Ambedkar cartoon row: Government needs to focus on capacity building of education institutes

Education system in India has always been marred by controversy. Recently a controversy over the cartoon depicting Dr BR Ambedkar and Jawaharlal Nehru in an NCERT textbook has drawn attention to politicians. They vociferously raised the cartoon issue in Parliament compelling the union government to set up a six-member committee under Thorat to look into the matter.

The committee’s report has brought disgrace to freedom of expression. Except a dissenting member, the majority of the panel suggested the removal of around 20 cartoons in the political science textbooks for classes IX to XII. The committee further suggested that if it was not possible to remove cartoons from the textbooks, change it.

The committee’s recommendation was based on logic that these cartoons could cause agony among politicians and hence academically inappropriate for country like India where people of different cultures and faiths live together. If we truly focus on diversity, no cartoon would ever pass litmus test due to its potential for causing distress among one group or another.

The whole point of political cartoons will be disrespectful, humorous and even bitter. Expressed in humour, they display as a sharp comment on the happenings of the day. The controversial textbooks are some of the best books published by NCERT for they encourage the students to question and, in the process, destroy the monopoly of any single interpretation of political history.

Besides, the guidelines for reviewing these cartoons remain abstract.

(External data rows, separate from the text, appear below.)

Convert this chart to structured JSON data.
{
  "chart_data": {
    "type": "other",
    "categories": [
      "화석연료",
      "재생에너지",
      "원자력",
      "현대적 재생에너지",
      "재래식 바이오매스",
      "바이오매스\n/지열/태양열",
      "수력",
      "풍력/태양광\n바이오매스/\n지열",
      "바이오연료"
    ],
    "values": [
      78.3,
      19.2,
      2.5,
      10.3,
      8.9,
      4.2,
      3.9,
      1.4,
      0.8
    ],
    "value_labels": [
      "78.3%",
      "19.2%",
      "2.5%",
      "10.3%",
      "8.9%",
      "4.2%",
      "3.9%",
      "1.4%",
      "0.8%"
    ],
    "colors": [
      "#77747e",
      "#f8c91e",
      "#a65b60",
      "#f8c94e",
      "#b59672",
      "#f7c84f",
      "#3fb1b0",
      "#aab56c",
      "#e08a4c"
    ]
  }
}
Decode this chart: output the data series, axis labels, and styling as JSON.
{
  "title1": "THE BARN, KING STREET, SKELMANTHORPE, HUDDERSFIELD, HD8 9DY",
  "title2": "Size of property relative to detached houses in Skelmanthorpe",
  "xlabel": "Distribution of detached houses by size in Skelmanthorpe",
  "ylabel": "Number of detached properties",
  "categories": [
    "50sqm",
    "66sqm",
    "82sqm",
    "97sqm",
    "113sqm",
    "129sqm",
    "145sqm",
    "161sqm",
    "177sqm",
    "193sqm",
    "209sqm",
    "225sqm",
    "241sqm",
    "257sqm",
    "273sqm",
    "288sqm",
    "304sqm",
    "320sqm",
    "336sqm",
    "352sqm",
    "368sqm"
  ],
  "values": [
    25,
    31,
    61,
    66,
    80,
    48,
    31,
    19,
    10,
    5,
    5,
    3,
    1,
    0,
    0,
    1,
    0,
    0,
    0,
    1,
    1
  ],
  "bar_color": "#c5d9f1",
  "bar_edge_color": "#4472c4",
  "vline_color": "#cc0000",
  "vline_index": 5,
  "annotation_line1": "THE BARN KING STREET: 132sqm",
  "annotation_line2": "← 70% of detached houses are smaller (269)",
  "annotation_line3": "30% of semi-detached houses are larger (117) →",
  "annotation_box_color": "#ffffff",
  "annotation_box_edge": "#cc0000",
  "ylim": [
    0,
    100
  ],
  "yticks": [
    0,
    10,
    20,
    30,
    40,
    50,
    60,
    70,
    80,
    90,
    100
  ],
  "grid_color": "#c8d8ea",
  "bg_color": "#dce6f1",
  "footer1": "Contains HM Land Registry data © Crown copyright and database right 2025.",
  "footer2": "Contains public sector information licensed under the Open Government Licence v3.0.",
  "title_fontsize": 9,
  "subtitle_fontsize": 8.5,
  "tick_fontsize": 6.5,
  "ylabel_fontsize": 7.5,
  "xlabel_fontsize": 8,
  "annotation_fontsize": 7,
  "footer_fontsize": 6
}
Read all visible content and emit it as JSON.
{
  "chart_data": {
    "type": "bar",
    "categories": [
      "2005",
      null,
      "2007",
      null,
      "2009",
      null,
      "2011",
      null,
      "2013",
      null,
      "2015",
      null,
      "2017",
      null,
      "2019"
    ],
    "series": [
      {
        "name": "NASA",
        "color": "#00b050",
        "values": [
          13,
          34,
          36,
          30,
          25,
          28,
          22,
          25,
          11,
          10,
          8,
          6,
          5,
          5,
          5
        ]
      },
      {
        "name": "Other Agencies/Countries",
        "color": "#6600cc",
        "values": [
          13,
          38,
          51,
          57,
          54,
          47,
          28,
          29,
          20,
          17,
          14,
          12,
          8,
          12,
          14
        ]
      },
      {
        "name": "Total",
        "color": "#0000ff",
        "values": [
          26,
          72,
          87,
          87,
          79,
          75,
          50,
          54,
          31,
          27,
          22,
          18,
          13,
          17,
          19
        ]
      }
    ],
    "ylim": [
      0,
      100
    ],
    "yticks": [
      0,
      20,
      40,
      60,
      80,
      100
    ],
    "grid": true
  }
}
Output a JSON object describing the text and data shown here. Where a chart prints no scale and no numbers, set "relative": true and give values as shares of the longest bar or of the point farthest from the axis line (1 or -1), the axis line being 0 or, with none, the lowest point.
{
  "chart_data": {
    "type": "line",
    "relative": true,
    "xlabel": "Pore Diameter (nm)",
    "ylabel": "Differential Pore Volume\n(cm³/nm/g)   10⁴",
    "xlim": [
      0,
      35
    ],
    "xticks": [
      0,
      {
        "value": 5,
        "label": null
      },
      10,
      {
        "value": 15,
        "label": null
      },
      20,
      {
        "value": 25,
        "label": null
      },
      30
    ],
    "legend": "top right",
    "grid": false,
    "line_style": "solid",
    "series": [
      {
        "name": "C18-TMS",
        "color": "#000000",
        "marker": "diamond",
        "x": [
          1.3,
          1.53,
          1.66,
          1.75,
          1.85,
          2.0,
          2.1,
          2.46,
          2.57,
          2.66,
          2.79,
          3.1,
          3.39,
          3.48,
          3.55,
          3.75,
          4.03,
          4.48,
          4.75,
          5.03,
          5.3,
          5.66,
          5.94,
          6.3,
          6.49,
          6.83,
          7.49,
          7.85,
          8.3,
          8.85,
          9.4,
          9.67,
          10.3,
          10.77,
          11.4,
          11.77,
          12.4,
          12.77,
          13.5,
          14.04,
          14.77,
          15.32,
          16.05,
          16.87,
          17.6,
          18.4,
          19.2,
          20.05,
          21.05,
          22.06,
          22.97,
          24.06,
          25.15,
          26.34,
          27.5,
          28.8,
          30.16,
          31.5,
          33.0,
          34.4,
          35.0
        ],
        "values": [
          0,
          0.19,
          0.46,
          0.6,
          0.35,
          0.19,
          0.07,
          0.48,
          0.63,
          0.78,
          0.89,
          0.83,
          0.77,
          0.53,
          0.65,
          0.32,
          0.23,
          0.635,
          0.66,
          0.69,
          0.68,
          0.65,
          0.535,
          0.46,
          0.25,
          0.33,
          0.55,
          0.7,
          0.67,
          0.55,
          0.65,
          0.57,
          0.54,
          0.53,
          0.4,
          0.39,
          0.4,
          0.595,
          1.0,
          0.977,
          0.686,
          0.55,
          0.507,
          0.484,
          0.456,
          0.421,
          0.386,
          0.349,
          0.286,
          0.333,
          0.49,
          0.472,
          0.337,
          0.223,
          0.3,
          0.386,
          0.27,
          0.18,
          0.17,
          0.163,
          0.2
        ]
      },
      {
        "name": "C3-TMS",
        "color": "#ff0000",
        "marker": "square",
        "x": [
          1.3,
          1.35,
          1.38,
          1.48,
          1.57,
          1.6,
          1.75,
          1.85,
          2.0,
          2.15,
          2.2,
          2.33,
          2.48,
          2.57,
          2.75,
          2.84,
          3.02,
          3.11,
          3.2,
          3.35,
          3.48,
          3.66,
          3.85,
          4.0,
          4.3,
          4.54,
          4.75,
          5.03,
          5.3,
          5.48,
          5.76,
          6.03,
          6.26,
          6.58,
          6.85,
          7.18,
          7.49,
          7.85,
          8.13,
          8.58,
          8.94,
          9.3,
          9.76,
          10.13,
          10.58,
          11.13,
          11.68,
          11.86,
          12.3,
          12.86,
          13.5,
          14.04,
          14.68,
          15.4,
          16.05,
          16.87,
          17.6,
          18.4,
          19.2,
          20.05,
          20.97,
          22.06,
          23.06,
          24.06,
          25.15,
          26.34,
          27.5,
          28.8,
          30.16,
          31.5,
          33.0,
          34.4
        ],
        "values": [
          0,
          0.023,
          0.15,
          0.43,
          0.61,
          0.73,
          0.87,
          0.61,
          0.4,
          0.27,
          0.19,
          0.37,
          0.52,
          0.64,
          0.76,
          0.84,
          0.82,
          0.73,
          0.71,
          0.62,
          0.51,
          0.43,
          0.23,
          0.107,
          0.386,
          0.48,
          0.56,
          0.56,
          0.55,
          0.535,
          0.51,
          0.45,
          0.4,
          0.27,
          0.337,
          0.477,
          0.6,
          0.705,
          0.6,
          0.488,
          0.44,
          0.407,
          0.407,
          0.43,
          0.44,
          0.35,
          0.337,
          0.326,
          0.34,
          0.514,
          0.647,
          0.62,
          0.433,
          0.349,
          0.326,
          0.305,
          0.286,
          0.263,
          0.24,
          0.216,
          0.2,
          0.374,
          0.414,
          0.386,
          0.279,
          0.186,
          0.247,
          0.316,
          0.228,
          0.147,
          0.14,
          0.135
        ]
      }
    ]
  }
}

An R K Laxman cartoon depicting a beggar presenting a bowl to a garlanded Indira Gandhi may be considered politically sensitive by some people, but could completely catch the mood of the times for others.

The matter goes far away from school curriculum and also echoes the approach of the government towards education in general. The quality of infrastructure from primary schools to universities in the country continues to be shoddy. Pratham’s Annual Status of Education Report 2011 showed a constant backsliding in basic reading and maths abilities of students across the country. On the other hand, no Indian university finds its place in the list of top 100 universities in the world.

Instead of improving education standards, the government involves in addressing insignificant issues such as cartoons in school textbooks or change the IIT admission process despite the latter’s impressive credentials.



India’s education system suffers from a serious capacity crisis. In a bid to reap its demographic dividend, the country requires a number of quality educational institutions. But this needs a massive shift in policy. Instead of implementing irrational rules on schools – as the Right to Education Act does – or implementing quotas in higher education, the need of the hour is to make the education sector fulfill market demands and construct the number of quality education institutes so that the country’s youth has access to quality education.